Key Training Design Considerations
- Prioritize psychological safety: Learners must feel safe to experiment, fail and “figure it out” in a controlled environment before the stakes are real.
- Introduce managed chaos: Move away from thought leadership lectures to cohort-based interactive simulation sessions. Introduce distractors, conflicting data and shifting constraints that mirror the “noise” of a true crisis.
- Focus on sense-making: Instead of teaching “answers,” teach the ability to identify patterns and feedback loops in a dynamic simulated environment.
What the Training Solution Looks Like
A robust solution for adaptive leadership would blend direct instruction with inquiry-based exploration:
- Foundational mastery: Start with direct instruction on core communication and decision-making frameworks.
- Immersive simulations: Place the leader in a multi-stage simulation where their initial decisions change the environment. For example, a decision to be transparent with the press might trigger an unexpected internal leak, forcing the leader to adapt in real-time.
- Novel context testing: To verify transfer, the leader must successfully navigate at least two significantly different crisis scenarios. If they can only handle the “textbook” version of a crisis, they have not yet mastered the skill; they have only memorized the rehearsal.

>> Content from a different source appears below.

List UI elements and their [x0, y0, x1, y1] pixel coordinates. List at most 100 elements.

Architecting for Transfer: The True Measure of Successful Training
As learning experience designers, we must be clear: If our learners cannot operationalize their skills when the contextual reality changes, they haven’t truly learned.
By identifying whether a performance gap is difficult, complicated or complex, we can move beyond “designing” and start “architecting.” We must ensure our learners don’t just understand the math but are prepared to hear the music when the world becomes uncertain.